Immerhin: 29 davon hat es seit Beginn des Jahres gegeben. 16 davon allein im Stadtteil Wehringhausen. Und dass sind nur die, die auch bekannt geworden sind: Eier sind auf Busse geflogen, Steine auch, Fahrer sind bespuckt worden, Einkaufswagen sind vor die Fahrzeuge gerollt worden.
Polizisten aus Rumänien in Hagen im Einsatz
Immer wieder sind Kinder und Jugendliche die Täter. „Mal in der Gruppe, mal gehen sie alleine vor“, sagt Ursula Tomahogh, die gleichzeitig ankündigt, dass die Polizei einen Schwerpunkt ihrer Arbeit auf den Schutz der Busse, der Fahrer und der Fahrgäste setzen will. „Dazu arbeiten wir auch mit rumänischen Kollegen zusammen, die in die Familien hinein gehen.“
Immer wieder hat die Hagener Straßenbahn zuletzt den Bereich Wehringhauser Straße umfahren.
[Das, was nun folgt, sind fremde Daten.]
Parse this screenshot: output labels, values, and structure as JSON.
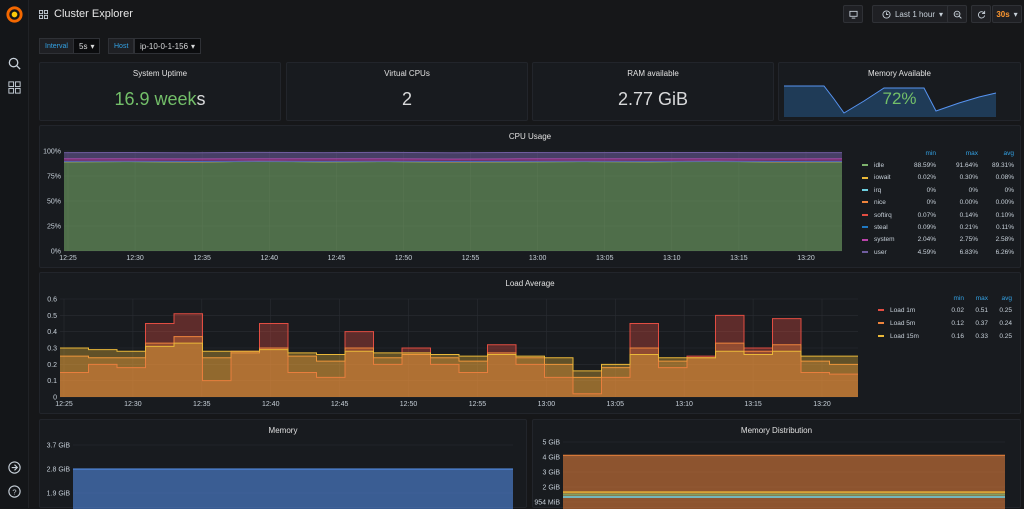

Eine kurzfristige Reaktion, aber keine langfristige Lösung. „Es geht auf keinen Fall darum, Haltestellen nicht mehr anzufahren und uns zurückzuziehen“, unterstreicht Markus Monßen-Wackerbeck und reagiert auf Sorgen der Anwohner. „Wir wollen das Angebot so, wie es ist, aufrechterhalten.“ Gleichzeitig rücke aber der Schutz von Fahrgästen und Fahrern in den Mittelpunkt.
Fahrer diskutieren über Vorfälle
Fahrer wie Robin Sieker: „Natürlich ist die steigende Zahl an Vorfällen bei den Kollegen ein Thema. Wenn einem so etwas passiert, muss man das ja auch irgendwie verarbeiten“, sagt Sieker, „als Fahrer müssen wir innerhalb von Bruchteilen von Sekunden eine Entscheidung treffen. Man stelle sich nur einmal vor, jemand muss eine Vollbremsung machen und im Bus stürzt ein Fahrgast und verletzt sich. Wenn aber ein Kind verletzt wird, ist das doch auch eine Katastrophe.“ Was bleibt, ist ein mulmiges Gefühl.